Craig Futterman

Seeking Justice: Law Professor Aims to Ignite Change within Chicago’s Police Department

Craig Futterman admittedly is sleep deprived these days.

The clinical professor of law and director of the Civil Rights and Police Accountability Project at the University of Chicago has been a recurring voice in the news regarding Chicago’s police department and its handling of several high profile cases, including that of Laquan McDonald, the 17-year-old shot 16 times by a police officer.

“Part of the reason I’m not getting sleep is that I have never experienced a moment like this in my lifetime,” says Futterman. He is hopeful that soon the city—and the country—can address the issues underlying why, as he says, “large segments of the black community are so alienated from the police, and why the minority of police officers have been allowed to abuse the most vulnerable among us without fear of consequences.”

A recent commentator on CNN, and expert quoted in the Chicago Sun-Times and the New Yorker, Futterman was also contacted by the White House in December for his thoughts on Chicago’s police misconduct issues. While responding to those requests, he remains accountable to his students in the Police Accountability Project. His students have garnered attention in their own right for their efforts to promote police transparency regarding records of misconduct, including the McDonald dash-cam video and other files connected to citizens’ claims of police abuse.

Founded by Futterman almost immediately after his arrival to the University of Chicago in 2000, the Police Accountability Project was the first law school clinic of its kind, and has since become one of the nation’s leading law civil rights clinics.

“One of the fundamental ideas of the clinic and of all the work we do is teaching, and teaching through practice and service,” he says. “Every aspect of this project is led by students.”

The clinic lets students examine how and where litigation fits into broader efforts to improve police accountability and ultimately the criminal justice system. Students are involved in real-life cases and focus on everything from litigation, policy work, and community education under Futterman’s supervision.

Futterman’s work reflects his formal education in sociology, as well as law.  After graduating Northwestern University with a B.A. in Sociology with highest distinction, Futterman attended Stanford Law School.  He then became a trial attorney in the Juvenile Division of the Cook County Public Defender’s Office.  Prior to his arrival to UChicago, Futterman was the director of Public Interest Programs and Lecturer in Law at Stanford Law School.

Now, at what he describes as his dream job, Futterman says his role combines all of his talents, especially teaching and mentoring students. While immensely proud of his students, he also recognizes that Chicago’s issues are deeply rooted and require substantial analysis for real change.

“The underlying problems aren’t new and have persisted,” Futterman says. “It feels like we are stuck and having the same old conversations among each other with not a lot of listening or minds being changed.” However, he is optimistic about the possibility for “something more than just token reform.”

That possibility, he says, involves the sustained engagement of both people in the communities affected by abuse, the many hard-working police officers, and those involved in leadership.

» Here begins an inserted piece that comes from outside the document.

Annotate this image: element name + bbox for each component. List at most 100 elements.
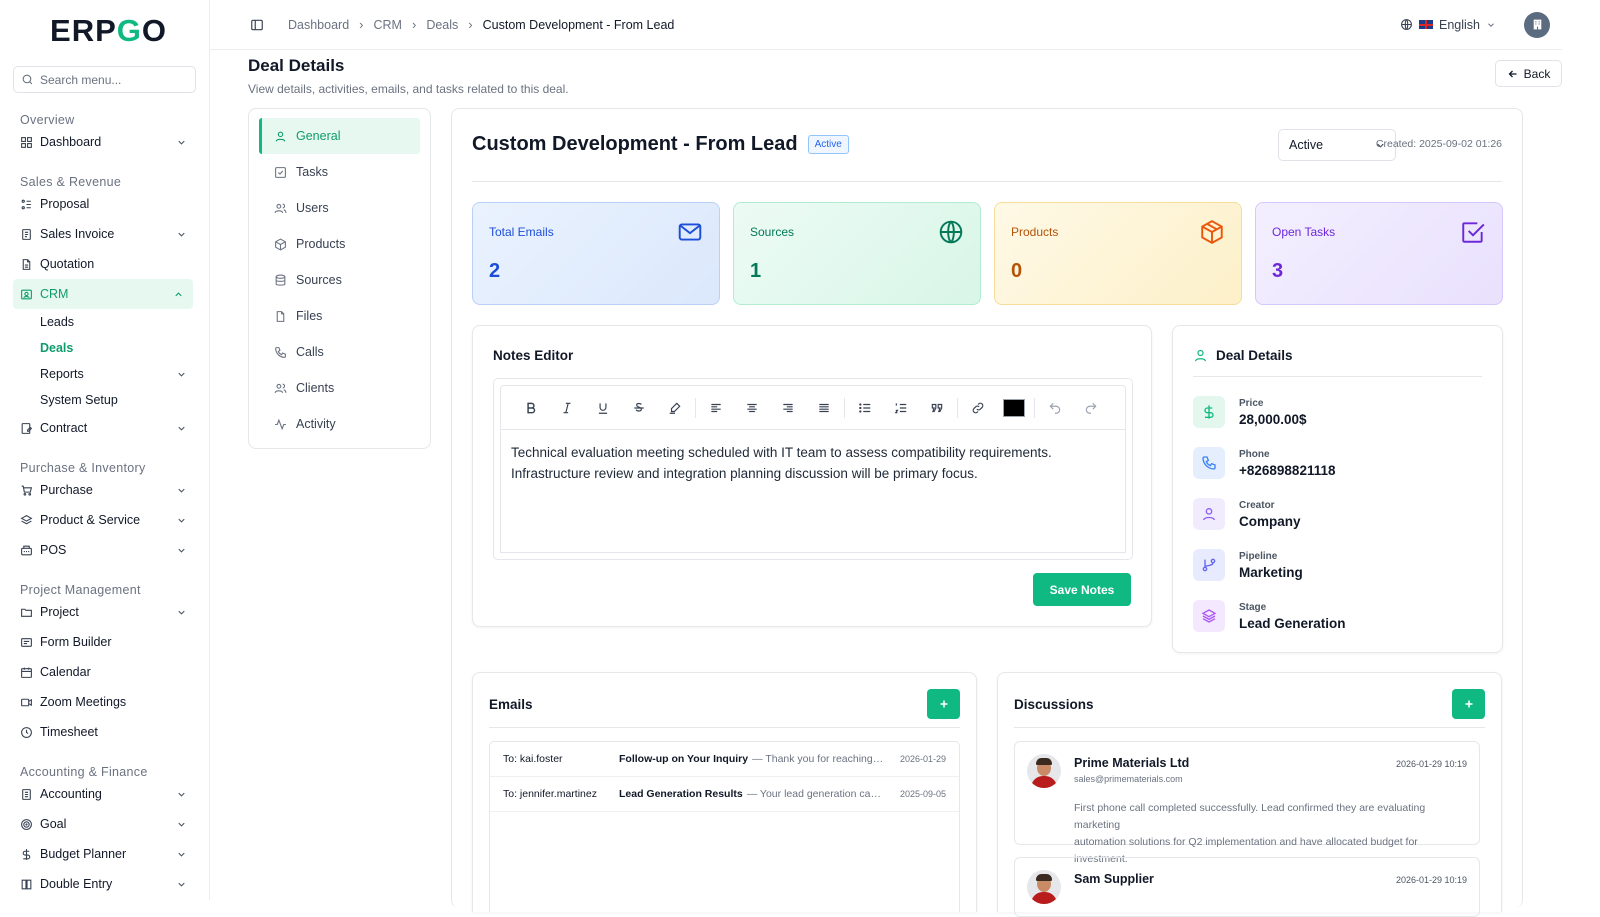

Step one, Futterman notes, is honesty. “It starts with truth—acknowledging the reality of experience of people who have suffered abuse at the hands of the police. Up until this point in Chicago, our political leaders and police department have refused to acknowledge the police code of silence surrounding the abuse of black folks. We have deep and systemic problems that need to be addressed.”

“And it has to end with accountability—our children need to see that officers are held accountable when they abuse their power to hurt people,” he continues. To that end, he highlights his students’ work with the Invisible Institute creating the Citizens Police Data Project, a public database his department introduced to promote transparency in the police department. “This resource doesn’t exist anywhere else in the nation and is a model for honesty and reform that is open to everybody from researchers to journalists to lawyers to people in prison,” he says.

Despite issues of injustice, Futterman points out that the vast majority of Chicago police officers receive few if any complaints in their entire careers, and eighty percent get fewer than four complaints. “My students have seen small groups of officers engage in horrific and often sadistic abuse,” he says. “They also have seen the majority of officers doing the right thing.”

The reality, he adds, is that he has two teenage girls, one who is the exact same age as Laquan MacDonald was. “Part of their reality growing up is that my wife and I have had to have difficult conversations, as many parents of black children do, about police and their safety.” And he recognizes this issue goes beyond just his family. “It’s not just about my children. It’s about all of our children and the stain that racism puts on all of us,” he says.